Встречная-поперечная - страница 18
— Ты пойми, — со вздохом тихо призналась Маргарита Романовна. — Федор Терентьич, поверенный в наших делах, в поисках наследницы на каких только мошенниц не натыкался. Мы ведь объявление давали, в газету. Просили откликнуться Марью Петровну Осинину, дочь Петра Романовича из «Тонких осинок». Откуда только те девки про наследство узнавали, ума не приложу. Видно, тоже из газет. Отписывались, клялись, что сироты, отца не помнят. Одна до Родовейска добралась, а на пароме у причала самого ее водяной в воду чуть не утянул, еле откачали. Вторая в доме до заката дотерпела, больше не выдержала. Третья… не буду вспоминать даже. Четвертая просто воровкой оказалась. Пятая… А потом Федор Терентьич в клубе на Дарьевской в Великом оказался, там познакомился с графом Опренским. Тот возьми да помяни тебя в беседе, мол, знает одну барышню, тоже Осинину, Марью Петровну. Очень хвалил. Я как про твое ремесло услыхала, сразу поняла – та самая Маша. Да и факты сошлись.
— Получается, граф и тут мне фавор сотворил, — задумчиво произнесла Мария.
— Два года тебя искали, а потом еще четыре месяца. Однако затем поперечные силы должны были тебя принять, одобрить. Иначе жить все равно не дали бы. Тут ведь такое дело… — тетя замялась.
— Да говорите уже, рассказывайте.
— Отец твой, брат мой Петруша, с младых лет жил с Поперечьем душа в душу. Мог в лесу целый день провести, являлся сытый, накормленный, довольный, гостинцы приносил: то дичь, то грибы с ягодами. Сам как-то изучил словеса, начал с нечистью изъясняться. Князь Левецкий его помощь в переговорах весьма ценил, говорил, избранный он, Петенька, прирожденный переговорщик. Мол, кровь заговорила, хотя мы, Осинины, очень дальняя ветвь вдольских князей Добрыниных. Но отец… — тетя как-то померкла лицом, словно на скулы, высокие, как у Маши, легли темные тени, — для него все Петрушины достижения были костью в горле. Не таким видел он своего единственного наследника. Они и прежде ссорились, но как Петр в возраст вошел, понятно стало: ни тот ни другой не уступят, и в доме одном им находиться неможно. А когда уж брат жениться на незнатной надумал…
Осинина замолчала, словно видела за пределами Машиного зрения. Слышно стало, как Марфуша гремит ведрами и что-то напевает. Запевку, догадалась Маша, от змей.
— Петруша уехал, отец лишил его наследства, — продолжила Маргарита Романовна. — А он не унывал, в университет поступил на стипендию, работал, пока учился – карты составлять помогал.
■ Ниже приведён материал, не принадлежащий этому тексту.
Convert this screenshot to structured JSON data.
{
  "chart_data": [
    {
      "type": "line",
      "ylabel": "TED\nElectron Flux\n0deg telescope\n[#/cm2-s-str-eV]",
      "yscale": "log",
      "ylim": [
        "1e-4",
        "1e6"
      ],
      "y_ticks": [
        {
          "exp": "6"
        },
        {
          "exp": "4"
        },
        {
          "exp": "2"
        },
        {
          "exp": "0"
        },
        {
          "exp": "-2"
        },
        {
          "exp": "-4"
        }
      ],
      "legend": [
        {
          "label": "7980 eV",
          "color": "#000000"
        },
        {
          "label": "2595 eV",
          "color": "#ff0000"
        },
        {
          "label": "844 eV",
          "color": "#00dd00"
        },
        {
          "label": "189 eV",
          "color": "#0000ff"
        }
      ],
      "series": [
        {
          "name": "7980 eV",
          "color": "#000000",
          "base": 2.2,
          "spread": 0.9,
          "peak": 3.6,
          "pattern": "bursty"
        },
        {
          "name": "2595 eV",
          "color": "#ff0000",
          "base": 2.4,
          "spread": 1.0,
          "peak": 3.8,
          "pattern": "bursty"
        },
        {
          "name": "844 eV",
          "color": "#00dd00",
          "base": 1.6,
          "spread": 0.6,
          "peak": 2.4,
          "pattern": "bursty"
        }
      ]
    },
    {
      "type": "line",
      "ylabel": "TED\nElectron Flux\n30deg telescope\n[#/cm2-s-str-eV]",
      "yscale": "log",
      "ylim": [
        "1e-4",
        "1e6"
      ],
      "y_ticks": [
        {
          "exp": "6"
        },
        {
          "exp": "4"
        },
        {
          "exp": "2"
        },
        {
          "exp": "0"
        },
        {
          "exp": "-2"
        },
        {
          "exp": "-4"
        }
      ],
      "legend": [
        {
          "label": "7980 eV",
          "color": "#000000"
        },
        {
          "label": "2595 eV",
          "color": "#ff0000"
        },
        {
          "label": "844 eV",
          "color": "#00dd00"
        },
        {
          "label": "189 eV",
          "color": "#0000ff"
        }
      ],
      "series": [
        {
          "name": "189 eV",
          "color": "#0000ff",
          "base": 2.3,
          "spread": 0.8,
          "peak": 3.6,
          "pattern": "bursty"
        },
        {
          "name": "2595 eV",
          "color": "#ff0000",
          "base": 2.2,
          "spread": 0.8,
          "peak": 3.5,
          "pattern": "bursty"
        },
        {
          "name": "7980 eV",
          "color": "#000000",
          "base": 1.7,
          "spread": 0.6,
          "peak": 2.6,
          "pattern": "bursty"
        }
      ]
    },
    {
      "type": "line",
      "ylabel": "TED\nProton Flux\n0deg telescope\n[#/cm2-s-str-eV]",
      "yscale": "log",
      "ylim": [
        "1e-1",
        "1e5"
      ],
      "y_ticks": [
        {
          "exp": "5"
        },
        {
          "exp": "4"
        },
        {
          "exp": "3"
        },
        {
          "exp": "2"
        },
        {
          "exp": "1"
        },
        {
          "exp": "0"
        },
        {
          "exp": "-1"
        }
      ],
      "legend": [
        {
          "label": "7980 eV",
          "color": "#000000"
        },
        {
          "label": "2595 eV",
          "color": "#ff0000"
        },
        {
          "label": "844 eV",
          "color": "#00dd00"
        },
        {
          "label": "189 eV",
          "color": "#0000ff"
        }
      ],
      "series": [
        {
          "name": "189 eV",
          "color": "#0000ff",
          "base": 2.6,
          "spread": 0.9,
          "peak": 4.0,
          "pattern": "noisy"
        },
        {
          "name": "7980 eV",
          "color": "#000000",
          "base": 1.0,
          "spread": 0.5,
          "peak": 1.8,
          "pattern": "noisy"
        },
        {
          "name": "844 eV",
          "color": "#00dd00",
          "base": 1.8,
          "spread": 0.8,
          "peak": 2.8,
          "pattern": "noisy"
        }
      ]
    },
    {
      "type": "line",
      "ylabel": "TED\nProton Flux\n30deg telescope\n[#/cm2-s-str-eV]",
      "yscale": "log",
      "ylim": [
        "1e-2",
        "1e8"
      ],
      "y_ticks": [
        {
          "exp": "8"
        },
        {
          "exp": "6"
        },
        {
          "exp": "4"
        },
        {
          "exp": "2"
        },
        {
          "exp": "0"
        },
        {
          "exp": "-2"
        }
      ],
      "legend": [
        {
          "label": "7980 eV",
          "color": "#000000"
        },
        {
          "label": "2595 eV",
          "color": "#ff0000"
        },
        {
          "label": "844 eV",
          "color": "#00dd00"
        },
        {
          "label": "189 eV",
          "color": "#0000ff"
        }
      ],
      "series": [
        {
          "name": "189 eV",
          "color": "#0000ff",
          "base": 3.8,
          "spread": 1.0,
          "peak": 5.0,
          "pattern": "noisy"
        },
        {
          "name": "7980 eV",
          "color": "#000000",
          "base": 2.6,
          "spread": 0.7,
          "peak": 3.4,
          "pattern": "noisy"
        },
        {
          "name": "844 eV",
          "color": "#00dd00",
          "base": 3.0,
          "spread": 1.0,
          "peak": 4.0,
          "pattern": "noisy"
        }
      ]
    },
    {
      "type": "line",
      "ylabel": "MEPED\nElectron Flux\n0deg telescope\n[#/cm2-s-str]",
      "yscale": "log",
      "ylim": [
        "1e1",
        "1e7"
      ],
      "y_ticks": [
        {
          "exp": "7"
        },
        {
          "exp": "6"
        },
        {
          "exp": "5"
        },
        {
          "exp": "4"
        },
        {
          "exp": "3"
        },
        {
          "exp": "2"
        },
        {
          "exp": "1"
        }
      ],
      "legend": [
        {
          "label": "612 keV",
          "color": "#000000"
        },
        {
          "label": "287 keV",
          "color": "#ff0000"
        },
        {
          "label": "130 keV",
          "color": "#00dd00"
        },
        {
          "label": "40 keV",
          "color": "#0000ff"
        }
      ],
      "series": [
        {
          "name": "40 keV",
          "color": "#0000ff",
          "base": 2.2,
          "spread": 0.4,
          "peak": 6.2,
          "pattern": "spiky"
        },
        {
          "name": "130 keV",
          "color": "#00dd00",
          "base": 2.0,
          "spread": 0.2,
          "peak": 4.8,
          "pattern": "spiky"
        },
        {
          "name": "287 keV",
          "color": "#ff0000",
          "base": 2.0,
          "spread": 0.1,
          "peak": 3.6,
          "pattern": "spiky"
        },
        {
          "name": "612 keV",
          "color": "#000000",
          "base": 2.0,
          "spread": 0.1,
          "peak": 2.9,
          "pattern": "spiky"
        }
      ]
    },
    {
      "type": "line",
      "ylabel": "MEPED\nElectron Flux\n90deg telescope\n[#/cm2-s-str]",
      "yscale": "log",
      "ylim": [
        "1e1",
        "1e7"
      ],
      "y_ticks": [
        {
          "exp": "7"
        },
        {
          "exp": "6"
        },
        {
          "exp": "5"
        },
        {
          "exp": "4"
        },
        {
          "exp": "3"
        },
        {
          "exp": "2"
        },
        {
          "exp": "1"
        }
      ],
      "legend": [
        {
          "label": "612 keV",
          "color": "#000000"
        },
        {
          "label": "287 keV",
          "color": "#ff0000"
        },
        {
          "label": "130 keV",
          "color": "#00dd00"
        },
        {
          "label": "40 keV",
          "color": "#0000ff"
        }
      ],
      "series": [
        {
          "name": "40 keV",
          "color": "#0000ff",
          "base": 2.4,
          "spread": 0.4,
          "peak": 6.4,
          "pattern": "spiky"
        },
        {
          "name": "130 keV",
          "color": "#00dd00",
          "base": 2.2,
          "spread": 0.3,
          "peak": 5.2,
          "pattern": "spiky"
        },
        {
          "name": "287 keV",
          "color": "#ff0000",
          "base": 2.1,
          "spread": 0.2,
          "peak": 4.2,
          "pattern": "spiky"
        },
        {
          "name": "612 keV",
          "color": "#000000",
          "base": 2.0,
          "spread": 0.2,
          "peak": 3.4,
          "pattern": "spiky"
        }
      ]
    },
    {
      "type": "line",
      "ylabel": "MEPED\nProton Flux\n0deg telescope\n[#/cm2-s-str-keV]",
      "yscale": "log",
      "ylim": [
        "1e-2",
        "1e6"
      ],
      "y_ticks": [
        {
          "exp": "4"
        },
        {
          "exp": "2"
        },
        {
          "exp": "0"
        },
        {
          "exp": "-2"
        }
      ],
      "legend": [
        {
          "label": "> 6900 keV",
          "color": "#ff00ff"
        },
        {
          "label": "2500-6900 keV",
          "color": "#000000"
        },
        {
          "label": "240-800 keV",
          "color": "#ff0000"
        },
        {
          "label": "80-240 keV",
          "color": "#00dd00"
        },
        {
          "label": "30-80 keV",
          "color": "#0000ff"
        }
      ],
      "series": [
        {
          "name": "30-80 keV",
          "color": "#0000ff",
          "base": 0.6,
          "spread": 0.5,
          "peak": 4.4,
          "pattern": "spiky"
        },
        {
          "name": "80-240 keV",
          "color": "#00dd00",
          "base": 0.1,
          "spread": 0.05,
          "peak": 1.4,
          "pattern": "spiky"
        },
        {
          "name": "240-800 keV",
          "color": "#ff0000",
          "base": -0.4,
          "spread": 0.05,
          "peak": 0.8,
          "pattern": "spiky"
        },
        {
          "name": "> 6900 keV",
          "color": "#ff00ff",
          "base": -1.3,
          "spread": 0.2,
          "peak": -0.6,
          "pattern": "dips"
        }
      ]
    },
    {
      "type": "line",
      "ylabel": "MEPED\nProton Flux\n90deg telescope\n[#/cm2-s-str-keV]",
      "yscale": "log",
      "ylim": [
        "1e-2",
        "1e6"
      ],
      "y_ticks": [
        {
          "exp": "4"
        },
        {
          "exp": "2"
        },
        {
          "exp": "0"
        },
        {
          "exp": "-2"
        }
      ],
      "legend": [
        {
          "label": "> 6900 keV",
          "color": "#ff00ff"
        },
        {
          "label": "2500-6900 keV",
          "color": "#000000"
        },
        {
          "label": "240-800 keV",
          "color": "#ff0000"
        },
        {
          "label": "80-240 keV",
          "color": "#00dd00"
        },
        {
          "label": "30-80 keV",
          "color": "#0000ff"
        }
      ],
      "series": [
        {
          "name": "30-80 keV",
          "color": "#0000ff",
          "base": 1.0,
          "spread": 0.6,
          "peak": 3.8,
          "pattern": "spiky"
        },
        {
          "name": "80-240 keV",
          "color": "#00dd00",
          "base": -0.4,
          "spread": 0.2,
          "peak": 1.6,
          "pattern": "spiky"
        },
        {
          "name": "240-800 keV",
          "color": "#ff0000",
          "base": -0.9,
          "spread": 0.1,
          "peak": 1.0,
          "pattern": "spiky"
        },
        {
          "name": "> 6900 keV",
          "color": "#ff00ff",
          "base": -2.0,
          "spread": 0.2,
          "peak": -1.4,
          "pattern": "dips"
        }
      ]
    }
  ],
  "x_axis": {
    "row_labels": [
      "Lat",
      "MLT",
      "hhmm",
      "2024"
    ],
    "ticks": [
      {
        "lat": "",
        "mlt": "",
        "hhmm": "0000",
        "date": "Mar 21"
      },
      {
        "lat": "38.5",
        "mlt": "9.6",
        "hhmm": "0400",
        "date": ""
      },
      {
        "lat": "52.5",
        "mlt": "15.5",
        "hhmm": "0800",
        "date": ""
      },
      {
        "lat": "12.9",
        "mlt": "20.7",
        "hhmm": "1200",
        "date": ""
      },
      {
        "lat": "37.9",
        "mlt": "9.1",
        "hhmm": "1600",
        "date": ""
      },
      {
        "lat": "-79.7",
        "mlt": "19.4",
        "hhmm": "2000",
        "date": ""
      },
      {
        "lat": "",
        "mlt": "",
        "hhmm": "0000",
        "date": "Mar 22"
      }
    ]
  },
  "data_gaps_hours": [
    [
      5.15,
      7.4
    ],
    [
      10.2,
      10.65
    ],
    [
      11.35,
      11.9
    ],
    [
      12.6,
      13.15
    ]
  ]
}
— И стал этнографом, — закончила Маша. — Дочь свою первым словесам научил, только мало успел…
В горле у нее першило, и слезы стояли в глазах, готовые пролиться. Но не пролились, Маша их еще в детстве выплакала.
— Примешь наследство? — Маргарита Романовна потянулась к ней через стол, взяла за руку и крепко ее сжала. — Ради отца. Не могу смотреть, как «Осинки» чахнут.
— Роман Александрович, батюшка ваш, — Маша прокашлялась, с неловкостью забрав руку из тетушкиного ласкового захвата, — заключил какой-то договор с нечистой силой. И не обычной, а той, которую местное Поперечье страшится. Это мне кикиморы сказали, а нечисть врать не умеет.
— Я не знаю, — Маргарита Романовна растерянно развела руками. — Он мне не рассказывал. Могу лишь сказать, что после изгнания Пети из рода Поперечье как с цепи сорвалось. Мстило за избранного. Что только нечисть ни творила, как только ни изгалялась. Отец одним только электричеством спасался. А потом… был один день, когда все как-то изменилось, перед самой смертью папеньки. Матушка была смертельно напугана, я же видела, но на все расспросы отмалчивалась. Сказала только, что снился ей вещий сон, и попросила меня потихоньку начать поиски Петиной семьи. Когда отец умер, она составила завещание. А позже и с ней случился удар, и она слегла. Почти не говорила, бормотала только. Мол, клятву нужно выполнить, но страшного в том нет. Найдется защитник, спасет род Осининых.